Мередит была потрясена его нежностью. О том, как он сдерживает свою собственную страсть, можно было судить по пульсирующей на его виске жилке, и это воздействовало на нее с необычайной силой. Его язык, который Двигался вначале сильно и резко, теперь стал мягче и осторожно поглаживал те места, которые раньше терзал, а ее тело отвечало волнами изысканного наслаждения, и скоро она думала уже только о том, что хочет крепче прижаться к нему.

Она обвила его руками, притягивая к себе. Она не могла представить, что может чувствовать себя так… распутно, так бесстыдно… Но она чувствовала не стыд, а покой, словно все было так, как должно быть. Это было столь ошеломляюще столь невероятно, что она оказалась беззащитной перед пробуждающейся страстью. Она могла лишь плыть по течению изысканных ощущений.

— Мередит, милая Мередит, — прошептал он ей. Словно издалека слышала она свое имя. Под лаской его мягкого теплого баритона оно звучало, как музыка.

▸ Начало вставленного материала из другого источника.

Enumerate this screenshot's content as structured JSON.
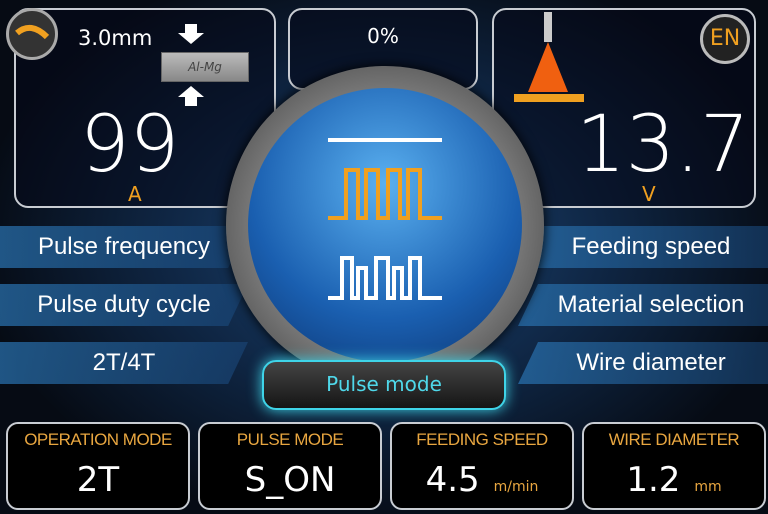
{
  "top_left": {
    "thickness": "3.0mm",
    "material": "Al-Mg",
    "current": "99",
    "current_unit": "A"
  },
  "top_center": {
    "percent": "0%"
  },
  "top_right": {
    "language_button": "EN",
    "voltage": "13.7",
    "voltage_unit": "V"
  },
  "left_menu": [
    "Pulse frequency",
    "Pulse duty cycle",
    "2T/4T"
  ],
  "right_menu": [
    "Feeding speed",
    "Material selection",
    "Wire diameter"
  ],
  "mode_button": "Pulse mode",
  "status": [
    {
      "title": "OPERATION MODE",
      "value": "2T",
      "unit": ""
    },
    {
      "title": "PULSE MODE",
      "value": "S_ON",
      "unit": ""
    },
    {
      "title": "FEEDING SPEED",
      "value": "4.5",
      "unit": "m/min"
    },
    {
      "title": "WIRE DIAMETER",
      "value": "1.2",
      "unit": "mm"
    }
  ],
  "colors": {
    "accent": "#f0a020",
    "glow": "#3fd4e8",
    "blue": "#2a7fd0"
  }
}
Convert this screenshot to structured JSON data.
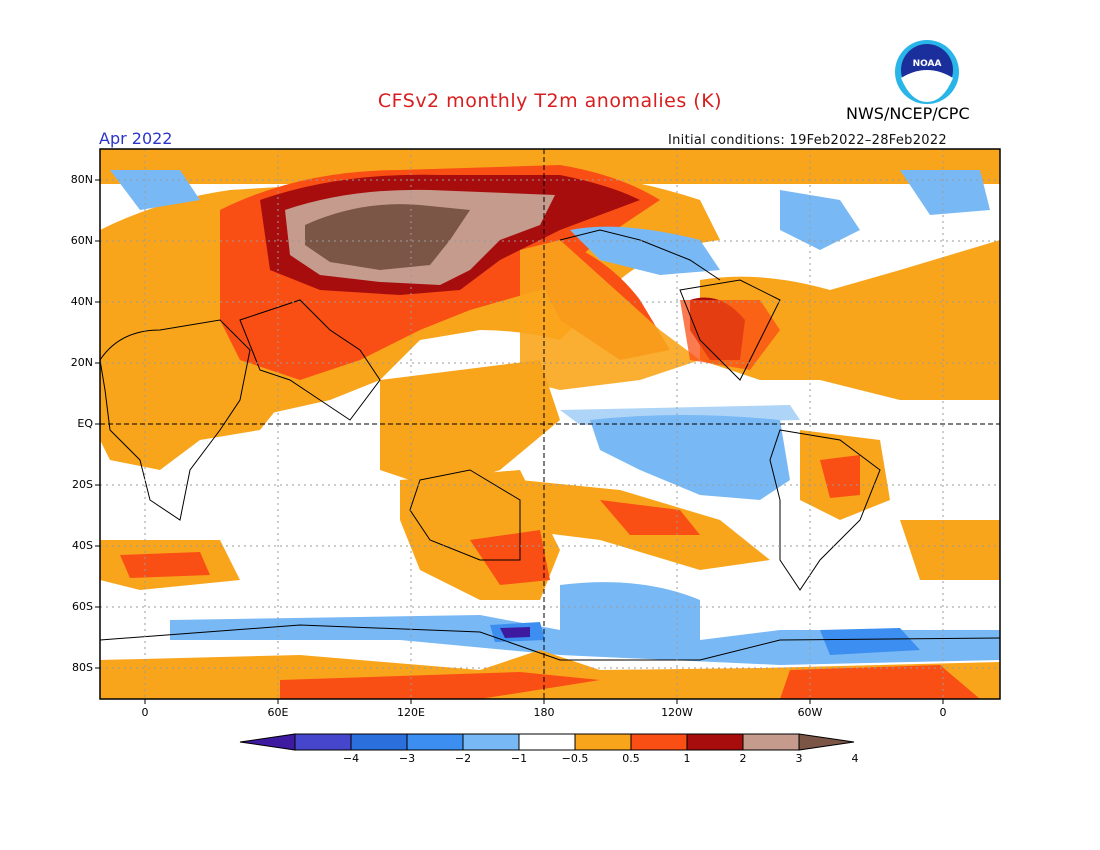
{
  "header": {
    "title": "CFSv2 monthly T2m anomalies (K)",
    "agency": "NWS/NCEP/CPC",
    "month": "Apr 2022",
    "initial_conditions": "Initial conditions: 19Feb2022–28Feb2022"
  },
  "logo": {
    "text": "NOAA",
    "icon": "noaa-logo-icon"
  },
  "map": {
    "lat_labels": [
      "80N",
      "60N",
      "40N",
      "20N",
      "EQ",
      "20S",
      "40S",
      "60S",
      "80S"
    ],
    "lon_labels": [
      "0",
      "60E",
      "120E",
      "180",
      "120W",
      "60W",
      "0"
    ],
    "gridlines": "dotted",
    "reference_lines": "dashed equator and 180 meridian"
  },
  "colorbar": {
    "labels": [
      "−4",
      "−3",
      "−2",
      "−1",
      "−0.5",
      "0.5",
      "1",
      "2",
      "3",
      "4"
    ],
    "colors": [
      "#3d1aa0",
      "#4646cc",
      "#2a6fdc",
      "#3c8ef0",
      "#78b8f4",
      "#ffffff",
      "#f9a51c",
      "#f94e14",
      "#a80d0d",
      "#c49b8c",
      "#7b5545"
    ]
  }
}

Ее сердце так громко стучало, что она понимала — и он слышит этот стук, а ее руки все крепче сжимали его, ее пальцы играли с его кудрями так же, как и его с ее локонами. Она ощутила, как его тело напряглось, словно от удара, а затем его губы переместились на ее шею, он начал нежно покусывать ее и ласкать языком, и она уже подумала, что лишится рассудка.

Его руки нашли пуговицы на спине ее платья и одну за другой стали расстегивать их. Он расстегнул ей платье и губами стал прокладывать горячую дорожку от затылка вниз по спине, и она подумала, что больше выдержать не в силах.

— Мерри, — шептал он, — Мерри…

Это имя подействовало на нее, как холодный порыв ветра, как брызги ледяной воды. Для нее это имя было связано с памятью о Лизе. Только Лиза называла ее так. Лиза, да еще Пастор.

А сейчас она предавала их обоих.

Он был врагом. Она никому не может помочь, пока он удерживает ее здесь — веревками или поцелуями, которые лишают ее рассудка.

Ее взгляд остановился на кувшине с водой, и, не дав себе времени подумать, она протянула к сосуду правую руку, левой продолжая ласкать волосы Квинна. Чувствуя себя одинокой и несчастной, как никогда в жизни, она ударила его кувшином по голове.